Living. It’s kind of not that fun right now. Having to wake up every day and be who we are while countless state-sponsored crimes surround us, people are struggling to see doctors and just fucking eat, and there’s no one coming in for the save. We have to just exist in these meat containers, taking it all in, knowing what we know.
“Archatron” is the debut full-length from Chicago’s Embittered, themselves a strange entity based primarily on death metal but with plenty of other tentacles wrapped around it for good, warped measure. They named their record after the entity from Cormac McCarthy’s novels that is an all-knowing force with knowledge of good and evil, language, emotion, death, etc. that hovers over threateningly, with whoever is encountering realizing they are carrying the true weight of existential dread. It’s why feeling alive right now is so fucking painful. The band—vocalist Samu Rahn, guitarist/vocalist/electronics master A.V. Bach, bassist/drum programmer Austin Smith, drummer Jason Nitts (live drums will be handled by Rodrigo Garcia)—centers on that anxiety and frustration, destroying mentally and physically over 10 tracks that will test your will. They’ll also blacken your heart.
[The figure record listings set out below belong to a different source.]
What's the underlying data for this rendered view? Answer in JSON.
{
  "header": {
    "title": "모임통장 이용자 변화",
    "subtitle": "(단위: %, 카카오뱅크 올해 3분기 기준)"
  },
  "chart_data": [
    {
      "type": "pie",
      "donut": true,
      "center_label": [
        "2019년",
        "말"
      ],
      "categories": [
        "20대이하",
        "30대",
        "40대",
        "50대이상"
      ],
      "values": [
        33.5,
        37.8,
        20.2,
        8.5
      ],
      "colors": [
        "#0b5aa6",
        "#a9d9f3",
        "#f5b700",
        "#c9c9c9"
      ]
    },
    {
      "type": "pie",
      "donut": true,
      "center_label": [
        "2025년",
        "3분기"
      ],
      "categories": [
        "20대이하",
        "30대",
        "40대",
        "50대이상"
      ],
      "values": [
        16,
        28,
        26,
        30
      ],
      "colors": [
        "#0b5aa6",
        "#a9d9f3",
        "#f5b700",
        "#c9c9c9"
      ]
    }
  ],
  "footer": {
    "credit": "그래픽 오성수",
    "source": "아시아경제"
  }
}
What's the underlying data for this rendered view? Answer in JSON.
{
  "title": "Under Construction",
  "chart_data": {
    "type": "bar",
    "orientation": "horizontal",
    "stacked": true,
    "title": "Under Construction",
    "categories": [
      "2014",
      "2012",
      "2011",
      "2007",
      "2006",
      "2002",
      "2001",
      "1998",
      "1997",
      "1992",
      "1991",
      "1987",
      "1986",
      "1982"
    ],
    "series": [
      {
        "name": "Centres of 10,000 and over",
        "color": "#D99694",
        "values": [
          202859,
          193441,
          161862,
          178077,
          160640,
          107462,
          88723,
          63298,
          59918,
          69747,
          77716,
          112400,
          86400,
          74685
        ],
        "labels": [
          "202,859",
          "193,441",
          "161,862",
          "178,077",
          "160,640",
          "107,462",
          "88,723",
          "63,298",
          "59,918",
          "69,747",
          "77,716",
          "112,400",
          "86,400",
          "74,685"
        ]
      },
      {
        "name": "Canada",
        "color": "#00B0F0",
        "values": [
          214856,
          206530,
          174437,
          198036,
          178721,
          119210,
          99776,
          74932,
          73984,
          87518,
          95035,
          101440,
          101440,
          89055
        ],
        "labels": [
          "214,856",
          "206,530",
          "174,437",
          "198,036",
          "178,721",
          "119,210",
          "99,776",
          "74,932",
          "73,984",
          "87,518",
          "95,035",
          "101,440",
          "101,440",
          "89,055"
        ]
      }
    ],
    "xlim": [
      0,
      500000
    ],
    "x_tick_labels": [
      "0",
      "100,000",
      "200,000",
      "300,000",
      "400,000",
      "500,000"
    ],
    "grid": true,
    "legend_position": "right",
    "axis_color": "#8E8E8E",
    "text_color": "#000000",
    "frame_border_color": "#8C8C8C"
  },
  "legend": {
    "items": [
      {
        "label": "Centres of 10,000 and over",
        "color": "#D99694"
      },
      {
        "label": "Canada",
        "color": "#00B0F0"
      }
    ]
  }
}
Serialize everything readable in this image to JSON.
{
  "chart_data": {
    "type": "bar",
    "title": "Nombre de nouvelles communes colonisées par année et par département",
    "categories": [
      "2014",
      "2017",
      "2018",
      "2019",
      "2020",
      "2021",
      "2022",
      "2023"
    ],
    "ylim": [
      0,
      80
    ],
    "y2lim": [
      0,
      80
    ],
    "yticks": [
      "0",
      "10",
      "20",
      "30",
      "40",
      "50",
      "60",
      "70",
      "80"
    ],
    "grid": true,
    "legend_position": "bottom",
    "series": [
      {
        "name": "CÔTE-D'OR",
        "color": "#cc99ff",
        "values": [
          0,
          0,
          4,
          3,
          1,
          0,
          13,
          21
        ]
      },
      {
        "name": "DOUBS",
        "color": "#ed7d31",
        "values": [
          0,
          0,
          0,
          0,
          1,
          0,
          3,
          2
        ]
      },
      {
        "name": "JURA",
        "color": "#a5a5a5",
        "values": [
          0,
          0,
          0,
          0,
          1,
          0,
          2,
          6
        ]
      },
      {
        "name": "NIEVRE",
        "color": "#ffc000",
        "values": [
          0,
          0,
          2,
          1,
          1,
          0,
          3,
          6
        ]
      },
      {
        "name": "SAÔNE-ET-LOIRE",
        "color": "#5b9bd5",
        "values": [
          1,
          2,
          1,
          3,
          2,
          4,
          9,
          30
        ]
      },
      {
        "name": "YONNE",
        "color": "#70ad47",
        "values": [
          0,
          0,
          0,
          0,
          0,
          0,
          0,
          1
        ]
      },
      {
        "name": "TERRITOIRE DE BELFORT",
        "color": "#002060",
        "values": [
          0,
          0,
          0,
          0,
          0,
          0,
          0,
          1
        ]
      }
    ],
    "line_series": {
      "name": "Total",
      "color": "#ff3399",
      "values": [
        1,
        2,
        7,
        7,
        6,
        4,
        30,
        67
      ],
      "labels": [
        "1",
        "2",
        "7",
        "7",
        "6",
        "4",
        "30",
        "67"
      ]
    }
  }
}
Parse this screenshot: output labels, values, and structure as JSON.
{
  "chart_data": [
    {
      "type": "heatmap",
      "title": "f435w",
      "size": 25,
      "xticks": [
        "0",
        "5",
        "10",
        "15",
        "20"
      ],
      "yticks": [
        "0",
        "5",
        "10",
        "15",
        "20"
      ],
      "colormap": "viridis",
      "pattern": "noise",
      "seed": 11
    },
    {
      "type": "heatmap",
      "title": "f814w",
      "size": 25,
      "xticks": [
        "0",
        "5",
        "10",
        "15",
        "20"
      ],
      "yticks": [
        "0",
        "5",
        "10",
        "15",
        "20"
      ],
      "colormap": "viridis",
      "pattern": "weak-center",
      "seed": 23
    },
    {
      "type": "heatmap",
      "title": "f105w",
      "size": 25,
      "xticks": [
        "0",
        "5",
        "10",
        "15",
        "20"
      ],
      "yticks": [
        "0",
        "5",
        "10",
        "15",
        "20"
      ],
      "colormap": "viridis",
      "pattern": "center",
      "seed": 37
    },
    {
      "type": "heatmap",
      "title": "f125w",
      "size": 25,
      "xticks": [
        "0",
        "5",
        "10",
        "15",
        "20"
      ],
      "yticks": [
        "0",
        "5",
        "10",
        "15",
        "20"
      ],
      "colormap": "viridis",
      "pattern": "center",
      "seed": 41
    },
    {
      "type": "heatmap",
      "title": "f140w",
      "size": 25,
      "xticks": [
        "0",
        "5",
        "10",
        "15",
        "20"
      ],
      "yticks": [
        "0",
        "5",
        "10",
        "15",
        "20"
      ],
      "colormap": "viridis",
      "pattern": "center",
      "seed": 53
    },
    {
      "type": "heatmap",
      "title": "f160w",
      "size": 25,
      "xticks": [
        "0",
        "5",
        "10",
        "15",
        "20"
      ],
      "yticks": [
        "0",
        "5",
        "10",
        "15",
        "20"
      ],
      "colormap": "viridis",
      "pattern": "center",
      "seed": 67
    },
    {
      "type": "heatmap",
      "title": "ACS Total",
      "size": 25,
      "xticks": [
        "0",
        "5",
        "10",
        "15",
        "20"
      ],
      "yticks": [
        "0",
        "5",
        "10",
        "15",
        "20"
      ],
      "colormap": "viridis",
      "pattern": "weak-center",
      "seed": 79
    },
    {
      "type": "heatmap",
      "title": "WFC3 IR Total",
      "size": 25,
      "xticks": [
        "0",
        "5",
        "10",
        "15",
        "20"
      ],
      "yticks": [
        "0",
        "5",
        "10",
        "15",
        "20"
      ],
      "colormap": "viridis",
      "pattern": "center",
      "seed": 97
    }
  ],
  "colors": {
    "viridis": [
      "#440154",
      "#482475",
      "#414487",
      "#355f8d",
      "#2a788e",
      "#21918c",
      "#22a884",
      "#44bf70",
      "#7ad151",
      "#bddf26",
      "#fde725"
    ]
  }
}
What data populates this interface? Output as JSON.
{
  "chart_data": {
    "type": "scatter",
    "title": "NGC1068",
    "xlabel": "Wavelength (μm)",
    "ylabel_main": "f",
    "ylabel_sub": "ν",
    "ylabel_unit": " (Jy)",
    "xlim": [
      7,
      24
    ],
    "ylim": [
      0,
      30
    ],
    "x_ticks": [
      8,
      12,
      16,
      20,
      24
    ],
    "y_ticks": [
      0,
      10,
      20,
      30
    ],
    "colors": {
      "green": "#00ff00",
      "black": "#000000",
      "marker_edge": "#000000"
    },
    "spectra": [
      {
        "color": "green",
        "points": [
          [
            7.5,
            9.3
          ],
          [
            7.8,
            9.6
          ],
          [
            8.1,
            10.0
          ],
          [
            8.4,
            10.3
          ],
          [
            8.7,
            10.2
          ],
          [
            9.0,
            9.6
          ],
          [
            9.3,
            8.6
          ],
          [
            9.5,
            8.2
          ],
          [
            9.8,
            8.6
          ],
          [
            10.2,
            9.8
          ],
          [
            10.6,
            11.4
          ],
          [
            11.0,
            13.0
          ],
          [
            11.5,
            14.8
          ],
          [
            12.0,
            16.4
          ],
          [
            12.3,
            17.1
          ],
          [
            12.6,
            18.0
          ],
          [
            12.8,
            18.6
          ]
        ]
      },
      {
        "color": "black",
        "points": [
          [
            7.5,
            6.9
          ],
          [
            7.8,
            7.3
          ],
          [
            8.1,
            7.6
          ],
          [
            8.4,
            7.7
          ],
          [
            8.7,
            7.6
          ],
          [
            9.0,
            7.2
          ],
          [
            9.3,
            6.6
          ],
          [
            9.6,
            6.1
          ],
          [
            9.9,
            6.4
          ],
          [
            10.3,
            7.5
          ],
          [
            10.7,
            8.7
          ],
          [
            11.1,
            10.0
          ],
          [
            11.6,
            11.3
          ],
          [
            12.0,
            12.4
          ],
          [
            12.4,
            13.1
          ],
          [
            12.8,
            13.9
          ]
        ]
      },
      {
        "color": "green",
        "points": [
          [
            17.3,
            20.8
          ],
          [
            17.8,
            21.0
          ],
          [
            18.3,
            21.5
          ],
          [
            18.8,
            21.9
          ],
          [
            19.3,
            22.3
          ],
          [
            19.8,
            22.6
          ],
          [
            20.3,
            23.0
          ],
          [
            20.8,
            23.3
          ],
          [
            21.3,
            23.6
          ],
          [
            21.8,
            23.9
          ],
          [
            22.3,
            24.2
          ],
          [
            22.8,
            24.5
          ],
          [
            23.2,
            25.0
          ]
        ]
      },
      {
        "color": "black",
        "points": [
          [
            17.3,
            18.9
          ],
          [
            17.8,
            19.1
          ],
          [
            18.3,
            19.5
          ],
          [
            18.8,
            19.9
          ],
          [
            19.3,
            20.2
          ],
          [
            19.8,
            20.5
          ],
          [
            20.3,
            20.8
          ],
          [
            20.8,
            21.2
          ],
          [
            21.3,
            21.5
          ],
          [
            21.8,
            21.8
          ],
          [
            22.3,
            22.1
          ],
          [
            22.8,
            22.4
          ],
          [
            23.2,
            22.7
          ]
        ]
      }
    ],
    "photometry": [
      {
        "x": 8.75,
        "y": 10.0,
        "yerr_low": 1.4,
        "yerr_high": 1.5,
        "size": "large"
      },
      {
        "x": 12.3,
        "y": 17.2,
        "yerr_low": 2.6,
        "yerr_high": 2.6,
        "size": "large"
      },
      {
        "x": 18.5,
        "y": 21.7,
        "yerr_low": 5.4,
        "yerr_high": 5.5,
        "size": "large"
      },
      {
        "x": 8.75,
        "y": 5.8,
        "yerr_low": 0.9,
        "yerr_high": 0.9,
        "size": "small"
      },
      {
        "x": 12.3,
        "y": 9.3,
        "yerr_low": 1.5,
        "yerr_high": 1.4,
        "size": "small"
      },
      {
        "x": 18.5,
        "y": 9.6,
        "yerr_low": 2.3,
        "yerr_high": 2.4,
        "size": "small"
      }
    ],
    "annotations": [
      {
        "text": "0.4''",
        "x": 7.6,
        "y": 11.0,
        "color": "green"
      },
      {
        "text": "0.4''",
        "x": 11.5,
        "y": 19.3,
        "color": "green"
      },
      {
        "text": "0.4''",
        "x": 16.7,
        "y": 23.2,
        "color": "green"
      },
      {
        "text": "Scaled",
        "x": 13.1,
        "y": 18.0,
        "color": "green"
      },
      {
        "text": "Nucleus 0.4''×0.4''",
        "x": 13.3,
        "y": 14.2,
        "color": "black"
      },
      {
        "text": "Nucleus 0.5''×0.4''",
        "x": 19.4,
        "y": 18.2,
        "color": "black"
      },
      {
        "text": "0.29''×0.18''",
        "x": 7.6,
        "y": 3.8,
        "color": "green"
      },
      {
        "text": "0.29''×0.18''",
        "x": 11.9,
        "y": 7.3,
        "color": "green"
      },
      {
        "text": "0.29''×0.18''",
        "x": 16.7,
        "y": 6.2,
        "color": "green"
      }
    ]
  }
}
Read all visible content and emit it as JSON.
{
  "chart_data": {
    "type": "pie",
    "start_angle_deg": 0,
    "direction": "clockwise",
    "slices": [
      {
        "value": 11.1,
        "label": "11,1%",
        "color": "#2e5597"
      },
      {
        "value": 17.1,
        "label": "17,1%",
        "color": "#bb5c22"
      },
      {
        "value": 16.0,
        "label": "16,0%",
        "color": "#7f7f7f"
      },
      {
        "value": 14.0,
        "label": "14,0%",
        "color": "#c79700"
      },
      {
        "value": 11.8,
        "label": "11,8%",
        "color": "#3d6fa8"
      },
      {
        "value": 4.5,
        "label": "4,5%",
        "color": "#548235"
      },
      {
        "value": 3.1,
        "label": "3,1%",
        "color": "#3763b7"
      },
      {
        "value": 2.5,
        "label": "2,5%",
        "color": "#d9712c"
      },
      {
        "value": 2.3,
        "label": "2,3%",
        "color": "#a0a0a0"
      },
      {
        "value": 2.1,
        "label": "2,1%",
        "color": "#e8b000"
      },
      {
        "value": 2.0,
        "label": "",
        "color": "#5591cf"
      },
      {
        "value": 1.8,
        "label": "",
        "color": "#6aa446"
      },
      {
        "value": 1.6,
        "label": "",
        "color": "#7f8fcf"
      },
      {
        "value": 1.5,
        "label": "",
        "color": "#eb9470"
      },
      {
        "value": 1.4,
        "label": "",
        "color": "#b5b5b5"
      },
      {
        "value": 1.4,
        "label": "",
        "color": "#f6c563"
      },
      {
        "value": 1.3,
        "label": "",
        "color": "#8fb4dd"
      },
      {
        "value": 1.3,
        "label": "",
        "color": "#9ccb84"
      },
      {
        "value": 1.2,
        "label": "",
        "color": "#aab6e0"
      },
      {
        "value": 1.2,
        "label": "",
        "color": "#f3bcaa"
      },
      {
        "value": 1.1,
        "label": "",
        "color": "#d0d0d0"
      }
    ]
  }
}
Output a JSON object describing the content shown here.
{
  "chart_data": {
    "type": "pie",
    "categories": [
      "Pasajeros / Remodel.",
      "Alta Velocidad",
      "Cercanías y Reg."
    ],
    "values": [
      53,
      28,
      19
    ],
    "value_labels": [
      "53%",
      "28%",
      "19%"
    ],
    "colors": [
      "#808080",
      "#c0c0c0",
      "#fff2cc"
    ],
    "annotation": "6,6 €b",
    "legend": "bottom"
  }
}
“Kind Master” crumbles open, instantly punishing, the roars mauling with a hellish intensity that is present through the whole record. The playing gets more gargantuan and filthy, suffocating with hellish intent, boiling monstrously as it ends. “The Caveman Cometh” is perfectly titled due to its slow-moving brutality, heated growls strangling, menace pounding as hard as humanly possible. The energy feels feral, leads melting and going more violent, a massive force bludgeoning as the vocals gurgle. “Fractal Autopsy” destroys with grime and thrash, blistering as the howls leave bruising, the leads going off and accelerating the heat. The punishment amplifies as unhinged cries slash, the drums blast ferociously, and one final assault blackens skies. “Archatron I: Astral Predation” starts with static before the steam thickens, pushing forward with might and a deliberate pace. The low end chugs as guitars hang, and the growls obscure, the drubbing disorienting even as strong melodies aim to stop the bleeding. The final minutes are blown forward with speed, smearing wails, and an encircling attack that spills into “Archatron II: Chrysalis,” an instrumental piece built with cleaner guitars, a calming atmosphere, and all elements slipping into the cosmos.
“Flesh Prison” gallops, harsh sentiment spat dangerously, smashing into a hazy aura that feels odd, but it’s a misdirect as the leads erupt around that, the band adding tumult to the violence. The playing is gutting from there, growls engorging as the final moments burn. “(I) the Bornless” quivers in doomy pools, growls snarling as dramatic gushes make hearts race, howls curdling and adding to the nausea. The leads melts minds as a lumbering death march threatens to pull you under, clobbering with little concern for your safety. “Ereshkigal | Cauldron of Becoming” features guest vocals from Stavros Giannopoulos (Atlas Moth, Motherless) and is named after the Mesopotamian goddess of the underworld. Clean playing starts and glazes as the bass plods, and the playing crushes, the vocals leaving ample scarring. The guitars take flight, leaving thick, heavy exhaust behind, boiling as the earth quakes, and a muddy attack makes breathing nearly impossible. “Thalidomidia” is a quick interlude featuring icy guitars and steam thawing your psyche, heading into closer “In the Congress of Sand & Rain” that bursts from the gates. Howls lash as heated leads burn fuel, the bass coils, and the road to destruction narrows. Electricity spills, every microorganism feeding off of that, energy pulsating through nervous systems. Jarring playing loosens screws as corrosion eats into bone, the drums gut, as you’re left gasping.
The darkness in which we live and that encompassed us for generations never has been more tangible than it is right now, and “Archatron” certainly embodies that grisly hopelessness and despair. Embittered pour industrial-grade misery into this record, making each step of the way harrowing, a constant reminder that every day we wake, we tread through muck. The burdens of being can often be too much, and this music helps encapsulate that and hopefully helps harden us for the tasks ahead.